Leio a manchete da Gazeta: Um país mais organizado é também um país sem fome. E lembro-me de um item do Livro dos Espíritos, de Kardec:

“930 – Numa sociedade organizada segundo a lei do Cristo ninguém deve morrer de fome.

Com uma organização social previdente e sábia o homem só poderia sofrer necessidades, por sua própria culpa. Mas essas próprias culpas são frequentemente o resultado do meio em que ele vive. Quando o homem praticar a lei de Deus, haverá uma ordem social fundada na justiça e na solidariedade e com isso ele mesmo será melhor.” 

Pois, veja-se a contradição das contradições… estamos num momento em que o Estado laico perde cada vez mais sua laicidade, que no Brasil desde a fundação da República nunca foi lá muito laico, sempre em conluios com a Igreja Católica e, mais recentemente, com as Igrejas protestantes.
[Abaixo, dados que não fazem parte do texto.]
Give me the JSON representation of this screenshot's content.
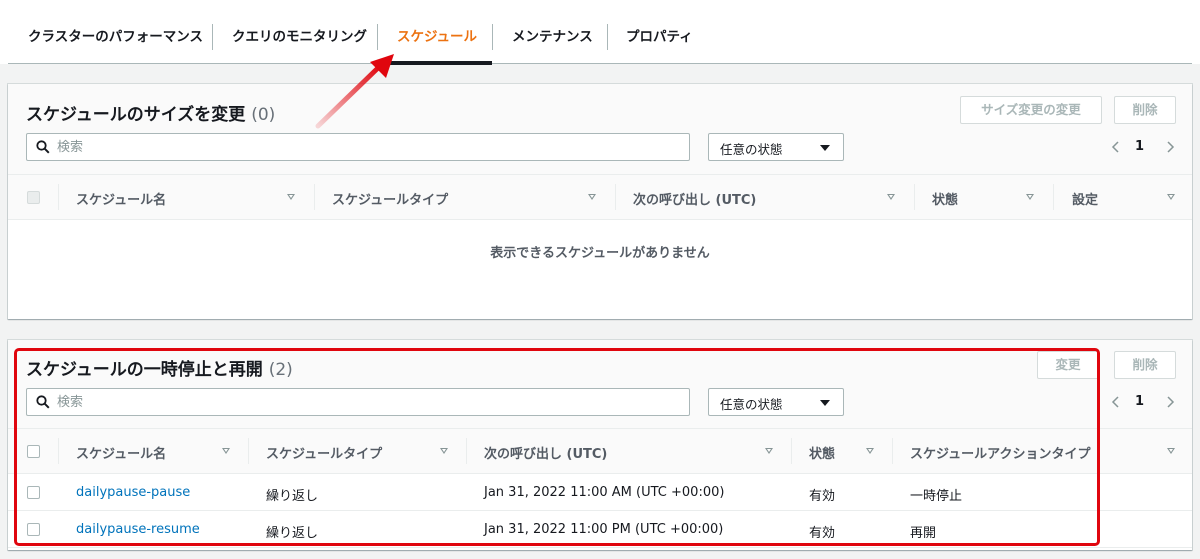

E, no entanto, isso não significa que o Estado se inspire em princípios éticos que são associados com a mensagem cristã: fraternidade, justiça, solidariedade, igualdade… O cristianismo que se enquista como uma doença nas estruturas do Estado – que deveria ser laico, justamente como uma garantia de liberdade religiosa e de consciência e para que valores de um determinado grupo não se imponham como regras de toda a nação – é um cristianismo moralista, retrógrado, opressor dos corpos e das mentes, aliado ao que há de mais anticientífico e desumanizante… O cristianismo, ao invés, que é a essência da mensagem de Jesus, aquela mesma a que se refere Kardec, se fosse inspiração de nossas instituições e organização social, redundaria numa sociedade mais justa e igualitária.
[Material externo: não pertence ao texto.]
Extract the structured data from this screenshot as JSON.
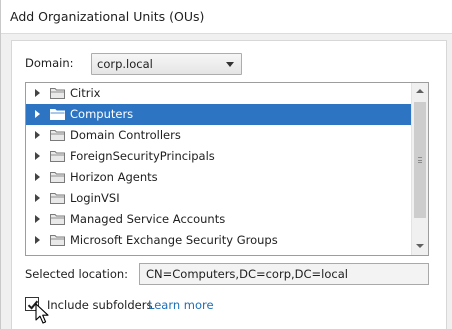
{
  "dialog": {
    "title": "Add Organizational Units (OUs)"
  },
  "domain": {
    "label": "Domain:",
    "selected": "corp.local"
  },
  "tree": {
    "items": [
      {
        "label": "Citrix",
        "selected": false
      },
      {
        "label": "Computers",
        "selected": true
      },
      {
        "label": "Domain Controllers",
        "selected": false
      },
      {
        "label": "ForeignSecurityPrincipals",
        "selected": false
      },
      {
        "label": "Horizon Agents",
        "selected": false
      },
      {
        "label": "LoginVSI",
        "selected": false
      },
      {
        "label": "Managed Service Accounts",
        "selected": false
      },
      {
        "label": "Microsoft Exchange Security Groups",
        "selected": false
      }
    ]
  },
  "selected_location": {
    "label": "Selected location:",
    "value": "CN=Computers,DC=corp,DC=local"
  },
  "subfolders": {
    "label": "Include subfolders",
    "checked": true,
    "link": "Learn more"
  },
  "colors": {
    "selection": "#2d75c3",
    "link": "#1d6fb8",
    "folder_fill": "#e9e9e9",
    "folder_stroke": "#7a7a7a"
  }
}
O cristianismo falsificado é a organização das igrejas em seus moldes hierárquicos, de abuso econômico, de opressão das pessoas, é a casca podre de todas as religiões, que preferem vez por outra demonstrar uma caridade ostentatória, a mudar de fato as estruturas da sociedade, abolindo a possibilidade da miséria, da exploração e da fome. Infelizmente, entre esses últimos, há muitos espíritas também. É a caridade vertical, dando migalhas ao faminto, ao invés de justiça, dignidade e solidariedade horizontal, promovendo a igualdade entre todos os membros de uma sociedade.

Quando vou comer, perco às vezes, a vontade, diante de um prato bem feito, ao me lembrar que milhões de brasileiros e de irmãos meus em humanidade, de outros países e continentes, estão acordando e indo dormir sem terem se alimentado. Eu nunca passei fome nessa vida, mas posso ter empatia com que passa. Posso me sentir visceralmente raivosa e indignada que num país com tanta terra, com tantos recursos, num mundo que joga toneladas de alimentos fora todos os anos, há seres humanos, entre eles, crianças e velhos, que vão para a cama de estômago roncando.

Essa gente que está no poder, no congresso, no executivo, que bate no peito, se dizendo cristã, e fica perseguindo o comportamento sexual do próximo, combatendo todas as formas de progresso científico, político e filosófico, essa gente não dá a mínima para a fome – ao invés, vai retirando a cada dia toda a expectativa de trabalho, educação, saúde, desenvolvimento e… comida, enquanto os bancos, sempre protegidos e bem tratados, faturam trilhões de lucros anuais. É o capitalismo, que de cristão de fato não tem nada. Porque Jesus diria que é mais fácil um camelo passar pelo fundo de uma agulha do que um rico entrar no Reino dos Céus.

Quando de verdade os princípios essenciais do cristianismo de Jesus – que não por acaso, estão de maneira intrínseca em propostas socialistas, anarquistas, cooperativistas, revolucionárias da sociedade –  fizerem parte das formas estruturais de como nos organizamos, então sim, não haverá mais a aberração de tão poucos lucrarem tanto e a maioria do povo sem nenhuma garantia do básico para sobreviver.